Holding For Dividends

Some cryptocurrencies pay dividends through a proof-of-stake model. People with cryptocurrencies in their accounts will receive a dividend that increases their crypto positions. Holding preserves a cryptocurrency’s value, and dividends create the perception of increased wealth. Dividends won’t impact the market cap or the total value of your holdings. For example, a $100 crypto offering a $1 dividend falls to $99 upon giving you the $1 dividend. You’ll still have $100 worth of crypto, but you’ll have more coins in your digital wallet at a lower market price per coin. 

Mining

Crypto mining enables people to tap into untouched cryptocurrencies. Crypto mining increases supply and makes these assets functional. Every crypto asset needs miners to tap into reserves. 

Increasing Utility

Merchants play a significant role in crypto’s adoption. Long-term crypto enthusiasts dream of the day when they can buy and sell goods and services with Bitcoin. They yearn for the day when sites like Amazon accept crypto payments. The crypto community has generated speculation and rumors about companies like Walmart and Amazon accepting crypto payments in the past. Even though these companies currently don’t offer crypto as a form of payment, thousands of companies already do.

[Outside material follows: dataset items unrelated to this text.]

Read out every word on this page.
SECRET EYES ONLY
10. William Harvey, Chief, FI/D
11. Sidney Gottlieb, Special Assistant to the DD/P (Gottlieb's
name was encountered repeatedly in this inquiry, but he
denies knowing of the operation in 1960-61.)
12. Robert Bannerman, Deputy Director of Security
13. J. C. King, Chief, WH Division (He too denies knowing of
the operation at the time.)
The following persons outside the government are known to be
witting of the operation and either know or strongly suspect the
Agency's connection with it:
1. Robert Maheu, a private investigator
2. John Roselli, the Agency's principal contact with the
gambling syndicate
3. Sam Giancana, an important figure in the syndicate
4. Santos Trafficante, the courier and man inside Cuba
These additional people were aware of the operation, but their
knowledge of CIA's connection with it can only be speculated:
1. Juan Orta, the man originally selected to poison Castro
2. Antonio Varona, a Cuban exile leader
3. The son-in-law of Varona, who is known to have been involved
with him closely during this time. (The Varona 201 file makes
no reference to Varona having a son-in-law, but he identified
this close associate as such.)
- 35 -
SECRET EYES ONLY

Each company that enables crypto payments increases the currency’s utility. Bitcoin ATMs further normalize cryptocurrencies and strengthen utility. Some banking apps let you accumulate crypto instead of making you rely on fiat currencies. Not every cryptocurrency reaches this level of utility. Some investors buy altcoins with low market caps hoping that they gain utility in the future.

Media Coverage/Celebrity Influence and Whales

The media enjoys covering the daily price movements of assets like crypto. They regularly cover top cryptocurrencies such as Bitcoin and Ethereum, but their coverage can lead to a significant appreciation for certain altcoins. Their coverage of Dogecoin and Shiba Inu brought more attention to the emerging assets. Celebrity influencers like Elon Musk also promoted those cryptocurrencies and created more dialogue around these digital currencies. Whales can also make significant purchases and sales that impact crypto prices.